The behavior of the standard functions is not unknown, it is at least partially specified. If a user overrides them under the mistaken assumption that a call in source translates in a 1-to-1 correspondence to a call in binary, that's their problem.
Thanks, I did read it! Things like footnote 236: "This means that an implementation is required to provide an actual function for each library function, even if it also
provides a macro for that function", where macro is shown to use compiler builtin as an example.
Again, could you please explain how compiler can decide to remove call to a function in an external dynamically loaded library, that is not known at compile time, simply based on the name of the function (i.e. not because the call is unreachable)? I do not see any such language in the standard.
And yes, calling unknown function from a dynamically loaded library totally is a side effect.
> Again, could you please explain how compiler can decide to remove call to a function in an external dynamically loaded library, that is not known at compile time, simply based on the name of the function (i.e. not because the call is unreachable)? I do not see any such language in the standard.
> And yes, calling unknown function from a dynamically loaded library totally is a side effect.
The thing is that malloc/free aren't "unknown function[s]". From the C89 standard:
> All external identifiers declared in any of the headers are reserved, whether or not the associated header is included.
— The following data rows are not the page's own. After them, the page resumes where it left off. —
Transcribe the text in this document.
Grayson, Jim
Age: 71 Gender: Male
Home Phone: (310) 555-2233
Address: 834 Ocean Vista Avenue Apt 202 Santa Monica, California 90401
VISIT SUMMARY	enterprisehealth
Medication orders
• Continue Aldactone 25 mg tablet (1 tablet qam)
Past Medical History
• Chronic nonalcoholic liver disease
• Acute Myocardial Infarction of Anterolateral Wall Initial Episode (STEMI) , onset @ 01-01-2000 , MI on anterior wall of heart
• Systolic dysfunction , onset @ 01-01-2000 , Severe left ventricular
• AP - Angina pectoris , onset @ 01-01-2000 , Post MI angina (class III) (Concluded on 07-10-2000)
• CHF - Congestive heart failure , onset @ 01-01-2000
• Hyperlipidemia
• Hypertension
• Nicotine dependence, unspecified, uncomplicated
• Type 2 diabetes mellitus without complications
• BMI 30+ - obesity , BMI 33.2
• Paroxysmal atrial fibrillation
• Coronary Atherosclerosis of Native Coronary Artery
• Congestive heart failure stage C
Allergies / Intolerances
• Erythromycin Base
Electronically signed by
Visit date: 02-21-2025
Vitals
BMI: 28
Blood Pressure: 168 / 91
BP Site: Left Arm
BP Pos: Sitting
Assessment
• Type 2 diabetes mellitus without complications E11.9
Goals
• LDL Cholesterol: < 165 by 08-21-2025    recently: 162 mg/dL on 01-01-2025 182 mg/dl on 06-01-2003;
And from the C23 standard:
> All identifiers with external linkage in any of the following subclauses (including the future library directions) and errno are always reserved for use as identifiers with external linkage
malloc/free are defined in <stdlib.h> and so are reserved names, so compilers are able to optimize under the assumption that malloc/free will have the semantics dictated by the standard.
In fact, the C23 standard explicitly provides an example of this kind of thing:
> Because external identifiers and some macro names beginning with an underscore are reserved, implementations can provide special semantics for such names. For example, the identifier _BUILTIN_abs could be used to indicate generation of in-line code for the abs function. Thus, the appropriate header could specify
#define abs(x) _BUILTIN_abs(x)
> for a compiler whose code generator will accept it.
Only answering the "side effect" part as the rest was answered already.
What a side effect is, is explained in "5.1.2.3". Calling function is only a side effect when the function contains a side effect, such as modifying an object, or a volatile access, or I/O.